HealthTechS3 continues to review and summarize information that we hope will be helpful in your preparations, prevention, and support of your facilities. Rural or critical access hospitals may have fewer resources to draw on than urban facilities but are certainly known for their resilience and ability to handle a wide range of emergency situations.
How does COVID – 19 spread:
- Mainly person to person. COVID – 19 seems to be affecting people who are older adults or have existing medical conditions, such as heart disease or pulmonary disease; these may be at higher risk.
- Between people in close contact with one another (about 6 feet).
- Through respiratory droplets – produced when the infected individual sneezes or coughs.
Contact your primary healthcare provider if:
- You develop symptoms — fever; cough; shortness of breath or difficulty breathing. The severity of COVID-19 symptoms can range from very mild to severe.
- You have been in contact with a person known to have COVID – 19.

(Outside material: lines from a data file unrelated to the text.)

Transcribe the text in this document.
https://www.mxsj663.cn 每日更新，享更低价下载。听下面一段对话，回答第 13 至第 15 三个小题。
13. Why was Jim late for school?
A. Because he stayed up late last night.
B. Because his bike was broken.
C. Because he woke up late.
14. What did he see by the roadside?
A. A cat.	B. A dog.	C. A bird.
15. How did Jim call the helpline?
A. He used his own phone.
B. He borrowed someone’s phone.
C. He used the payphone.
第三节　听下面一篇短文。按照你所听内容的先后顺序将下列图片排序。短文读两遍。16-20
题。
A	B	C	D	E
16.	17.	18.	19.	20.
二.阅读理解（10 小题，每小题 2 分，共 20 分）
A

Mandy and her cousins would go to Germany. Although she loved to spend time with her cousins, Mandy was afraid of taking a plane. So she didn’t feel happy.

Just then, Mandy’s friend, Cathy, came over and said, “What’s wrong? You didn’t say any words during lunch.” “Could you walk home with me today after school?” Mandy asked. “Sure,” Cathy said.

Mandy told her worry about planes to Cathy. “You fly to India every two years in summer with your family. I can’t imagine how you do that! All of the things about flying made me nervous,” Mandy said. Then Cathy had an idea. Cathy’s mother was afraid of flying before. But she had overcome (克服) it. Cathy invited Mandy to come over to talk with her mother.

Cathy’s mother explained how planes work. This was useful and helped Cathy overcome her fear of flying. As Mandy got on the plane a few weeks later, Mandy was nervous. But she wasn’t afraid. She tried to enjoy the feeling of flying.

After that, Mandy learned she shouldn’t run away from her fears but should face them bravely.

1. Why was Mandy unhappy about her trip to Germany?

- Recently traveled from where there is a community spread of COVID – 19.
An Ounce of Prevention – What do I need to do:
- Avoid close contact with individuals who are sick.
- Avoid touching your eyes, nose, and mouth.
- Cover your sneeze or cough.
- Stay home if you are sick.
- Clean and disinfect frequently touched items or objects.
- Wash your hands with soap and water for at least 20 seconds.
- Follow CDC Guidelines for using a face mask.
Source: Centers for Disease Control – March 3, 2020
Do I need to wear a mask?
- Wear a mask if you are coughing or sneezing.
- If you do wear a mask, know how to use it and dispose of it properly.
- Masks can be effective if used in combination with good and frequent hand washing.
- For the healthy individual, wear a mask only if you are taking care of a person with suspected COVID – 19. There are recommendations not to purchase masks due to fears that 1st responders or healthcare facilities will have limited supplies!